Replying to the motion, Dr. Monsale argued that to confer jurisdiction upon the court it was enough to allege — as he did — that the parties were duly qualified voters, were candidates inscribed and had been voted for. He also claimed that it was premature for contestee to bring up at that time the reported withdrawal of his candidacy, which is a matter of evidence to be threshed out when the case is debated on the merits.

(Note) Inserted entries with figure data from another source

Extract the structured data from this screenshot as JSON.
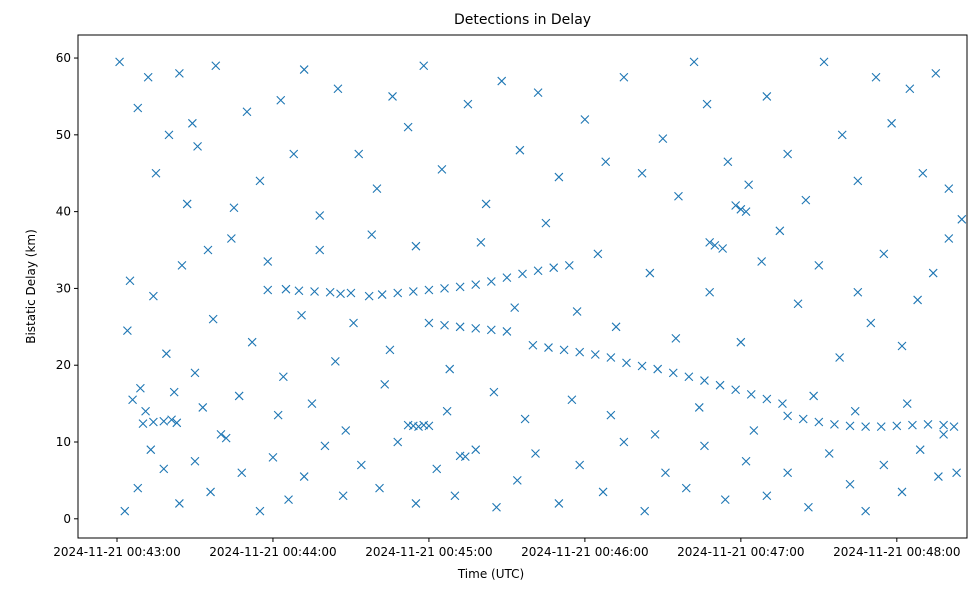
{
  "chart_data": {
    "type": "scatter",
    "title": "Detections in Delay",
    "xlabel": "Time (UTC)",
    "ylabel": "Bistatic Delay (km)",
    "marker": "x",
    "color": "#1f77b4",
    "grid": false,
    "xlim": [
      "2024-11-21 00:42:45",
      "2024-11-21 00:48:27"
    ],
    "ylim": [
      -2.5,
      63
    ],
    "x_ticks": [
      "2024-11-21 00:43:00",
      "2024-11-21 00:44:00",
      "2024-11-21 00:45:00",
      "2024-11-21 00:46:00",
      "2024-11-21 00:47:00",
      "2024-11-21 00:48:00"
    ],
    "y_ticks": [
      0,
      10,
      20,
      30,
      40,
      50,
      60
    ],
    "series": [
      {
        "name": "",
        "points": [
          [
            "2024-11-21 00:43:10",
            12.4
          ],
          [
            "2024-11-21 00:43:14",
            12.6
          ],
          [
            "2024-11-21 00:43:18",
            12.7
          ],
          [
            "2024-11-21 00:43:21",
            12.9
          ],
          [
            "2024-11-21 00:43:23",
            12.5
          ],
          [
            "2024-11-21 00:44:52",
            12.2
          ],
          [
            "2024-11-21 00:44:54",
            12.1
          ],
          [
            "2024-11-21 00:44:56",
            12.0
          ],
          [
            "2024-11-21 00:44:58",
            12.2
          ],
          [
            "2024-11-21 00:45:00",
            12.1
          ],
          [
            "2024-11-21 00:45:12",
            8.2
          ],
          [
            "2024-11-21 00:45:14",
            8.1
          ],
          [
            "2024-11-21 00:43:58",
            29.8
          ],
          [
            "2024-11-21 00:44:05",
            29.9
          ],
          [
            "2024-11-21 00:44:10",
            29.7
          ],
          [
            "2024-11-21 00:44:16",
            29.6
          ],
          [
            "2024-11-21 00:44:22",
            29.5
          ],
          [
            "2024-11-21 00:44:26",
            29.3
          ],
          [
            "2024-11-21 00:44:30",
            29.4
          ],
          [
            "2024-11-21 00:44:37",
            29.0
          ],
          [
            "2024-11-21 00:44:42",
            29.2
          ],
          [
            "2024-11-21 00:44:48",
            29.4
          ],
          [
            "2024-11-21 00:44:54",
            29.6
          ],
          [
            "2024-11-21 00:45:00",
            29.8
          ],
          [
            "2024-11-21 00:45:06",
            30.0
          ],
          [
            "2024-11-21 00:45:12",
            30.2
          ],
          [
            "2024-11-21 00:45:18",
            30.5
          ],
          [
            "2024-11-21 00:45:24",
            30.9
          ],
          [
            "2024-11-21 00:45:30",
            31.4
          ],
          [
            "2024-11-21 00:45:36",
            31.9
          ],
          [
            "2024-11-21 00:45:42",
            32.3
          ],
          [
            "2024-11-21 00:45:48",
            32.7
          ],
          [
            "2024-11-21 00:45:54",
            33.0
          ],
          [
            "2024-11-21 00:45:00",
            25.5
          ],
          [
            "2024-11-21 00:45:06",
            25.2
          ],
          [
            "2024-11-21 00:45:12",
            25.0
          ],
          [
            "2024-11-21 00:45:18",
            24.8
          ],
          [
            "2024-11-21 00:45:24",
            24.6
          ],
          [
            "2024-11-21 00:45:30",
            24.4
          ],
          [
            "2024-11-21 00:45:40",
            22.6
          ],
          [
            "2024-11-21 00:45:46",
            22.3
          ],
          [
            "2024-11-21 00:45:52",
            22.0
          ],
          [
            "2024-11-21 00:45:58",
            21.7
          ],
          [
            "2024-11-21 00:46:04",
            21.4
          ],
          [
            "2024-11-21 00:46:10",
            21.0
          ],
          [
            "2024-11-21 00:46:16",
            20.3
          ],
          [
            "2024-11-21 00:46:22",
            19.9
          ],
          [
            "2024-11-21 00:46:28",
            19.5
          ],
          [
            "2024-11-21 00:46:34",
            19.0
          ],
          [
            "2024-11-21 00:46:40",
            18.5
          ],
          [
            "2024-11-21 00:46:46",
            18.0
          ],
          [
            "2024-11-21 00:46:52",
            17.4
          ],
          [
            "2024-11-21 00:46:58",
            16.8
          ],
          [
            "2024-11-21 00:47:04",
            16.2
          ],
          [
            "2024-11-21 00:47:10",
            15.6
          ],
          [
            "2024-11-21 00:47:16",
            15.0
          ],
          [
            "2024-11-21 00:46:48",
            36.0
          ],
          [
            "2024-11-21 00:46:50",
            35.6
          ],
          [
            "2024-11-21 00:46:53",
            35.2
          ],
          [
            "2024-11-21 00:47:18",
            13.4
          ],
          [
            "2024-11-21 00:47:24",
            13.0
          ],
          [
            "2024-11-21 00:47:30",
            12.6
          ],
          [
            "2024-11-21 00:47:36",
            12.3
          ],
          [
            "2024-11-21 00:47:42",
            12.1
          ],
          [
            "2024-11-21 00:47:48",
            12.0
          ],
          [
            "2024-11-21 00:47:54",
            12.0
          ],
          [
            "2024-11-21 00:48:00",
            12.1
          ],
          [
            "2024-11-21 00:48:06",
            12.2
          ],
          [
            "2024-11-21 00:48:12",
            12.3
          ],
          [
            "2024-11-21 00:48:18",
            12.2
          ],
          [
            "2024-11-21 00:48:22",
            12.0
          ],
          [
            "2024-11-21 00:46:58",
            40.8
          ],
          [
            "2024-11-21 00:47:00",
            40.3
          ],
          [
            "2024-11-21 00:47:02",
            40.0
          ],
          [
            "2024-11-21 00:43:01",
            59.5
          ],
          [
            "2024-11-21 00:43:05",
            31.0
          ],
          [
            "2024-11-21 00:43:08",
            53.5
          ],
          [
            "2024-11-21 00:43:12",
            57.5
          ],
          [
            "2024-11-21 00:43:15",
            45.0
          ],
          [
            "2024-11-21 00:43:20",
            50.0
          ],
          [
            "2024-11-21 00:43:24",
            58.0
          ],
          [
            "2024-11-21 00:43:27",
            41.0
          ],
          [
            "2024-11-21 00:43:29",
            51.5
          ],
          [
            "2024-11-21 00:43:31",
            48.5
          ],
          [
            "2024-11-21 00:43:35",
            35.0
          ],
          [
            "2024-11-21 00:43:38",
            59.0
          ],
          [
            "2024-11-21 00:43:45",
            40.5
          ],
          [
            "2024-11-21 00:43:50",
            53.0
          ],
          [
            "2024-11-21 00:43:55",
            44.0
          ],
          [
            "2024-11-21 00:44:03",
            54.5
          ],
          [
            "2024-11-21 00:44:08",
            47.5
          ],
          [
            "2024-11-21 00:44:12",
            58.5
          ],
          [
            "2024-11-21 00:44:18",
            39.5
          ],
          [
            "2024-11-21 00:44:25",
            56.0
          ],
          [
            "2024-11-21 00:44:33",
            47.5
          ],
          [
            "2024-11-21 00:44:40",
            43.0
          ],
          [
            "2024-11-21 00:44:46",
            55.0
          ],
          [
            "2024-11-21 00:44:52",
            51.0
          ],
          [
            "2024-11-21 00:44:58",
            59.0
          ],
          [
            "2024-11-21 00:45:05",
            45.5
          ],
          [
            "2024-11-21 00:45:15",
            54.0
          ],
          [
            "2024-11-21 00:45:22",
            41.0
          ],
          [
            "2024-11-21 00:45:28",
            57.0
          ],
          [
            "2024-11-21 00:45:35",
            48.0
          ],
          [
            "2024-11-21 00:45:42",
            55.5
          ],
          [
            "2024-11-21 00:45:50",
            44.5
          ],
          [
            "2024-11-21 00:46:00",
            52.0
          ],
          [
            "2024-11-21 00:46:08",
            46.5
          ],
          [
            "2024-11-21 00:46:15",
            57.5
          ],
          [
            "2024-11-21 00:46:22",
            45.0
          ],
          [
            "2024-11-21 00:46:30",
            49.5
          ],
          [
            "2024-11-21 00:46:36",
            42.0
          ],
          [
            "2024-11-21 00:46:42",
            59.5
          ],
          [
            "2024-11-21 00:46:47",
            54.0
          ],
          [
            "2024-11-21 00:46:55",
            46.5
          ],
          [
            "2024-11-21 00:47:03",
            43.5
          ],
          [
            "2024-11-21 00:47:10",
            55.0
          ],
          [
            "2024-11-21 00:47:18",
            47.5
          ],
          [
            "2024-11-21 00:47:25",
            41.5
          ],
          [
            "2024-11-21 00:47:32",
            59.5
          ],
          [
            "2024-11-21 00:47:39",
            50.0
          ],
          [
            "2024-11-21 00:47:45",
            44.0
          ],
          [
            "2024-11-21 00:47:52",
            57.5
          ],
          [
            "2024-11-21 00:47:58",
            51.5
          ],
          [
            "2024-11-21 00:48:05",
            56.0
          ],
          [
            "2024-11-21 00:48:10",
            45.0
          ],
          [
            "2024-11-21 00:48:15",
            58.0
          ],
          [
            "2024-11-21 00:48:20",
            43.0
          ],
          [
            "2024-11-21 00:43:04",
            24.5
          ],
          [
            "2024-11-21 00:43:09",
            17.0
          ],
          [
            "2024-11-21 00:43:14",
            29.0
          ],
          [
            "2024-11-21 00:43:19",
            21.5
          ],
          [
            "2024-11-21 00:43:25",
            33.0
          ],
          [
            "2024-11-21 00:43:30",
            19.0
          ],
          [
            "2024-11-21 00:43:37",
            26.0
          ],
          [
            "2024-11-21 00:43:44",
            36.5
          ],
          [
            "2024-11-21 00:43:52",
            23.0
          ],
          [
            "2024-11-21 00:43:58",
            33.5
          ],
          [
            "2024-11-21 00:44:04",
            18.5
          ],
          [
            "2024-11-21 00:44:11",
            26.5
          ],
          [
            "2024-11-21 00:44:18",
            35.0
          ],
          [
            "2024-11-21 00:44:24",
            20.5
          ],
          [
            "2024-11-21 00:44:31",
            25.5
          ],
          [
            "2024-11-21 00:44:38",
            37.0
          ],
          [
            "2024-11-21 00:44:45",
            22.0
          ],
          [
            "2024-11-21 00:44:55",
            35.5
          ],
          [
            "2024-11-21 00:45:08",
            19.5
          ],
          [
            "2024-11-21 00:45:20",
            36.0
          ],
          [
            "2024-11-21 00:45:33",
            27.5
          ],
          [
            "2024-11-21 00:45:45",
            38.5
          ],
          [
            "2024-11-21 00:45:57",
            27.0
          ],
          [
            "2024-11-21 00:46:05",
            34.5
          ],
          [
            "2024-11-21 00:46:12",
            25.0
          ],
          [
            "2024-11-21 00:46:25",
            32.0
          ],
          [
            "2024-11-21 00:46:35",
            23.5
          ],
          [
            "2024-11-21 00:46:48",
            29.5
          ],
          [
            "2024-11-21 00:47:00",
            23.0
          ],
          [
            "2024-11-21 00:47:08",
            33.5
          ],
          [
            "2024-11-21 00:47:15",
            37.5
          ],
          [
            "2024-11-21 00:47:22",
            28.0
          ],
          [
            "2024-11-21 00:47:30",
            33.0
          ],
          [
            "2024-11-21 00:47:38",
            21.0
          ],
          [
            "2024-11-21 00:47:45",
            29.5
          ],
          [
            "2024-11-21 00:47:50",
            25.5
          ],
          [
            "2024-11-21 00:47:55",
            34.5
          ],
          [
            "2024-11-21 00:48:02",
            22.5
          ],
          [
            "2024-11-21 00:48:08",
            28.5
          ],
          [
            "2024-11-21 00:48:14",
            32.0
          ],
          [
            "2024-11-21 00:48:20",
            36.5
          ],
          [
            "2024-11-21 00:48:25",
            39.0
          ],
          [
            "2024-11-21 00:43:03",
            1.0
          ],
          [
            "2024-11-21 00:43:08",
            4.0
          ],
          [
            "2024-11-21 00:43:13",
            9.0
          ],
          [
            "2024-11-21 00:43:18",
            6.5
          ],
          [
            "2024-11-21 00:43:24",
            2.0
          ],
          [
            "2024-11-21 00:43:30",
            7.5
          ],
          [
            "2024-11-21 00:43:36",
            3.5
          ],
          [
            "2024-11-21 00:43:42",
            10.5
          ],
          [
            "2024-11-21 00:43:48",
            6.0
          ],
          [
            "2024-11-21 00:43:55",
            1.0
          ],
          [
            "2024-11-21 00:44:00",
            8.0
          ],
          [
            "2024-11-21 00:44:06",
            2.5
          ],
          [
            "2024-11-21 00:44:12",
            5.5
          ],
          [
            "2024-11-21 00:44:20",
            9.5
          ],
          [
            "2024-11-21 00:44:27",
            3.0
          ],
          [
            "2024-11-21 00:44:34",
            7.0
          ],
          [
            "2024-11-21 00:44:41",
            4.0
          ],
          [
            "2024-11-21 00:44:48",
            10.0
          ],
          [
            "2024-11-21 00:44:55",
            2.0
          ],
          [
            "2024-11-21 00:45:03",
            6.5
          ],
          [
            "2024-11-21 00:45:10",
            3.0
          ],
          [
            "2024-11-21 00:45:18",
            9.0
          ],
          [
            "2024-11-21 00:45:26",
            1.5
          ],
          [
            "2024-11-21 00:45:34",
            5.0
          ],
          [
            "2024-11-21 00:45:41",
            8.5
          ],
          [
            "2024-11-21 00:45:50",
            2.0
          ],
          [
            "2024-11-21 00:45:58",
            7.0
          ],
          [
            "2024-11-21 00:46:07",
            3.5
          ],
          [
            "2024-11-21 00:46:15",
            10.0
          ],
          [
            "2024-11-21 00:46:23",
            1.0
          ],
          [
            "2024-11-21 00:46:31",
            6.0
          ],
          [
            "2024-11-21 00:46:39",
            4.0
          ],
          [
            "2024-11-21 00:46:46",
            9.5
          ],
          [
            "2024-11-21 00:46:54",
            2.5
          ],
          [
            "2024-11-21 00:47:02",
            7.5
          ],
          [
            "2024-11-21 00:47:10",
            3.0
          ],
          [
            "2024-11-21 00:47:18",
            6.0
          ],
          [
            "2024-11-21 00:47:26",
            1.5
          ],
          [
            "2024-11-21 00:47:34",
            8.5
          ],
          [
            "2024-11-21 00:47:42",
            4.5
          ],
          [
            "2024-11-21 00:47:48",
            1.0
          ],
          [
            "2024-11-21 00:47:55",
            7.0
          ],
          [
            "2024-11-21 00:48:02",
            3.5
          ],
          [
            "2024-11-21 00:48:09",
            9.0
          ],
          [
            "2024-11-21 00:48:16",
            5.5
          ],
          [
            "2024-11-21 00:48:23",
            6.0
          ],
          [
            "2024-11-21 00:43:06",
            15.5
          ],
          [
            "2024-11-21 00:43:11",
            14.0
          ],
          [
            "2024-11-21 00:43:22",
            16.5
          ],
          [
            "2024-11-21 00:43:33",
            14.5
          ],
          [
            "2024-11-21 00:43:40",
            11.0
          ],
          [
            "2024-11-21 00:43:47",
            16.0
          ],
          [
            "2024-11-21 00:44:02",
            13.5
          ],
          [
            "2024-11-21 00:44:15",
            15.0
          ],
          [
            "2024-11-21 00:44:28",
            11.5
          ],
          [
            "2024-11-21 00:44:43",
            17.5
          ],
          [
            "2024-11-21 00:45:07",
            14.0
          ],
          [
            "2024-11-21 00:45:25",
            16.5
          ],
          [
            "2024-11-21 00:45:37",
            13.0
          ],
          [
            "2024-11-21 00:45:55",
            15.5
          ],
          [
            "2024-11-21 00:46:10",
            13.5
          ],
          [
            "2024-11-21 00:46:27",
            11.0
          ],
          [
            "2024-11-21 00:46:44",
            14.5
          ],
          [
            "2024-11-21 00:47:05",
            11.5
          ],
          [
            "2024-11-21 00:47:28",
            16.0
          ],
          [
            "2024-11-21 00:47:44",
            14.0
          ],
          [
            "2024-11-21 00:48:04",
            15.0
          ],
          [
            "2024-11-21 00:48:18",
            11.0
          ]
        ]
      }
    ]
  }
}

The court set a date for admission of proofs to establish the motion to dismiss. Documents were introduced on both sides. After considering the same Judge Blanco provisionally refused to dismiss, explaining that, “por resultar de la prueba (el Exh. A) articulada, sobre la moción de sobreseimiento de la solicitud, que el recurrente habia avisado en 6 noviembre 1947 a la Comision Electoral que daba por retirado lo manifestado a ella por él en 10 octubre 1947 y que continuaba adelanto con su candidatura para el cargo de alcalde del municipio de Miagao, de este provincia; sin juzgar por ahora, por entenderlo prematura, el efecto legal de esa cuestión, dadas los alegaciones de la solicitud”. Said judge therefore ordered the contestee to answer the motion of protest.

This petition for certiorari was immediately submitted to us, upon the allegation that respondent Judge Blanco had acted without or in excess of jurisdiction and with grave abuse of discretion.

It will be observed that although Judge Blanco declined to dismiss, he expressly reserved opinion about the legal effect of Dr. Monsale’s cancellation of the withdrawal of his candidacy, which was the gist of the challenge to the court’s jurisdiction. In effect the order was a provisional denial until the protest is adjudged on the merits. Consequently petition has no basis, the court not having definitely ruled on the issue of jurisdiction. If petitioner should counter that it was a grave abuse of discretion for the court to postpone definite action on his petition for dismissal, the answer would be that our rules expressly permit judges “to defer action on such motions until the trial, if the ground alleged therein does not appear to be indubitable” (Rule 8, section 2). That the point raised in the motion is not so easy to solve is shown by the circumstance that here, among the members, there is no unanimous view. Anyway it is quite probable that had Judge Blanco categorically overruled I herein petitioner’s contention, still his remedy would be to raise the same question when he appeals from an adverse decision on the merits.

It follows from the foregoing considerations that this petition must be, as it is hereby, denied, with costs. So ordered.

Parás, Actg. C. J., Feria, Pablo, Briones, Padilla, and Tuason, JJ., concur.